Le 8 mai 1984, un bref communiqué du Kremlin annonce que l'U.R.S.S. ne participera pas aux jeux Olympiques de Los Angeles. Pour la troisième fois consécutivement, les jeux Olympiques d'été sont boycottés par plusieurs pays pour des raisons politiques. Mais le boycottage de cet événement sportif majeur peut-il avoir une quelconque raison d'être et, si oui, les États peuvent-ils en espérer une efficacité politique ?

Une longue histoire

Dès avant l'action lancée dans le comté de Mayo (Irlande) par des fermiers de la ligue agraire de Charles Parnell qui déclenchèrent en 1879 un blocus à l'encontre de leur propriétaire, Charles Cunningham Boycott, qui entraîna sa ruine et fit naître le terme, le boycottage fut un rouage de l'action politique et économique. Avec la visibilité accrue des événements sportifs et notamment des jeux Olympiques, les États disposèrent d'une nouvelle arme médiatico-politique dont ils usèrent et abusèrent dans les années 1970 et 1980, avec pour toiles de fond l'émancipation de l'Afrique et la guerre froide.
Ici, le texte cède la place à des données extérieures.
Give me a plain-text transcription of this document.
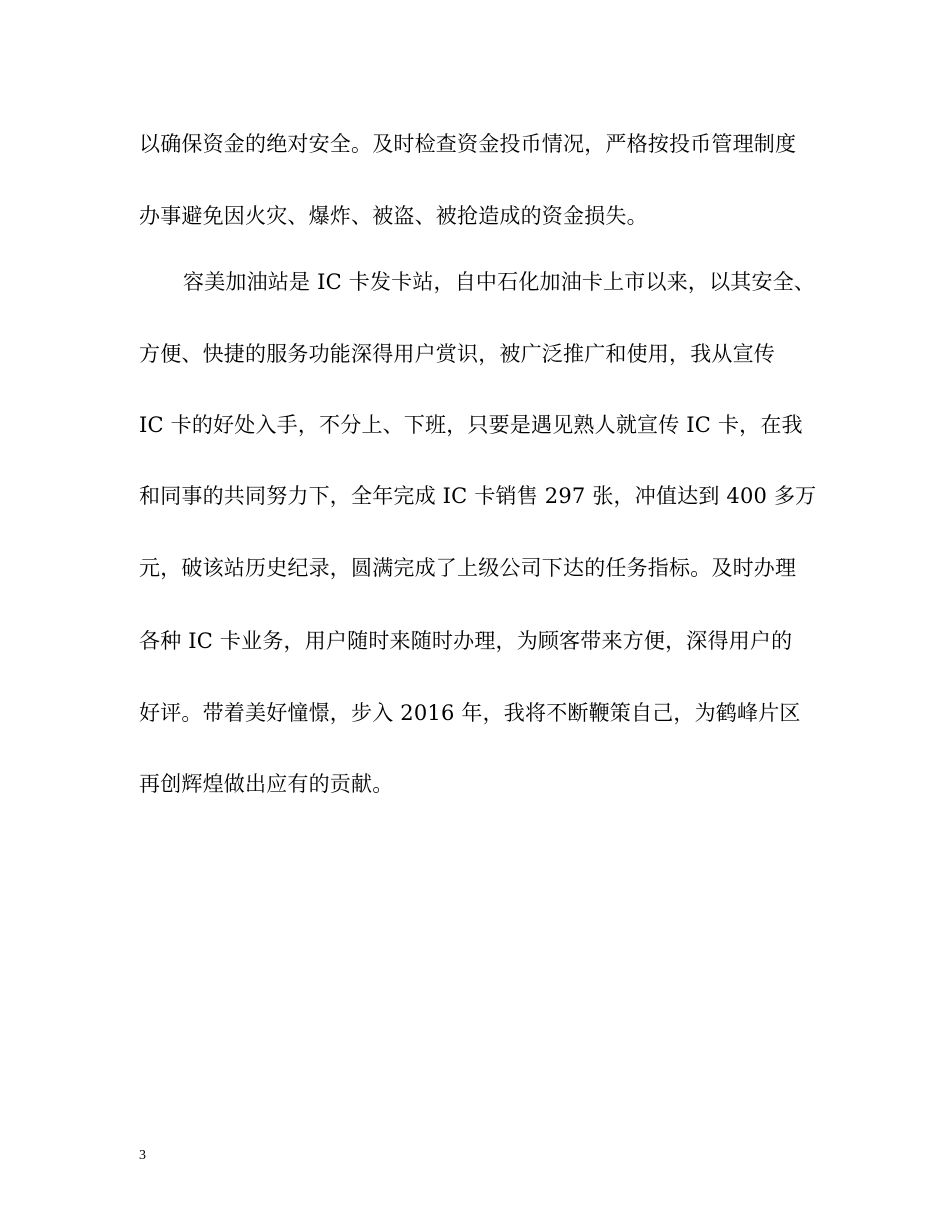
以确保资金的绝对安全。及时检查资金投币情况，严格按投币管理制度
办事避免因火灾、爆炸、被盗、被抢造成的资金损失。
容美加油站是 IC 卡发卡站，自中石化加油卡上市以来，以其安全、
方便、快捷的服务功能深得用户赏识，被广泛推广和使用，我从宣传
IC 卡的好处入手，不分上、下班，只要是遇见熟人就宣传 IC 卡，在我
和同事的共同努力下，全年完成 IC 卡销售 297 张，冲值达到 400 多万
元，破该站历史纪录，圆满完成了上级公司下达的任务指标。及时办理
各种 IC 卡业务，用户随时来随时办理，为顾客带来方便，深得用户的
好评。带着美好憧憬，步入 2016 年，我将不断鞭策自己，为鹤峰片区
再创辉煌做出应有的贡献。
3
Le boycottage des jeux Olympiques naît en fait avec ceux-ci, puisqu'une délégation turque refuse de participer à l'édition de 1896 pour cause de différends frontaliers avec la Grèce ! Cette question revient sur le devant de la scène en 1936, à l'occasion des Jeux de Berlin organisés par l'Allemagne nazie. En effet, des appels au boycottage sont lancés aux États-Unis, où la question juive est particulièrement sensible. Mais Avery Brundage, président du Comité olympique américain, se démène pour éviter celui-ci : après une tournée en Europe de six journées, où il s'entretient notamment avec Karl Ritter von Halt, président du comité d'organisation des Jeux d'hiver de Garmisch-Partenkirchen, qui lui assure que la question juive est « mineure en Allemagne », et lors de laquelle il visite Berlin où les signes antisémites trop visibles sont camouflés, il déclare à son retour que « les Juifs allemands sont contents de leur sort d'un point de vue sportif ». En définitive, malgré de nombreuses protestations outre-Atlantique, les sportifs américains prennent part à ces Jeux. En Europe, seul le mouvement ouvrier ne se satisfait pas de voir les Jeux de 1936 annexés par les nazis ; il appelle au boycottage et tente d'organiser des contre-Jeux à Barcelone, les olympiades populaires, lesquelles sont annulées à la suite du pronunciamiento militaire de Francisco Franco. En France, le gouvernement de Front populaire refuse d'envisager le boycottage des Jeux de Berlin et tous les députés, à l'exception de Pierre Mendès France, votent les subventions nécessaires pour assurer la participation des sportifs français aux Jeux de Berlin. Les Jeux de Berlin ne sont donc boycottés par personne...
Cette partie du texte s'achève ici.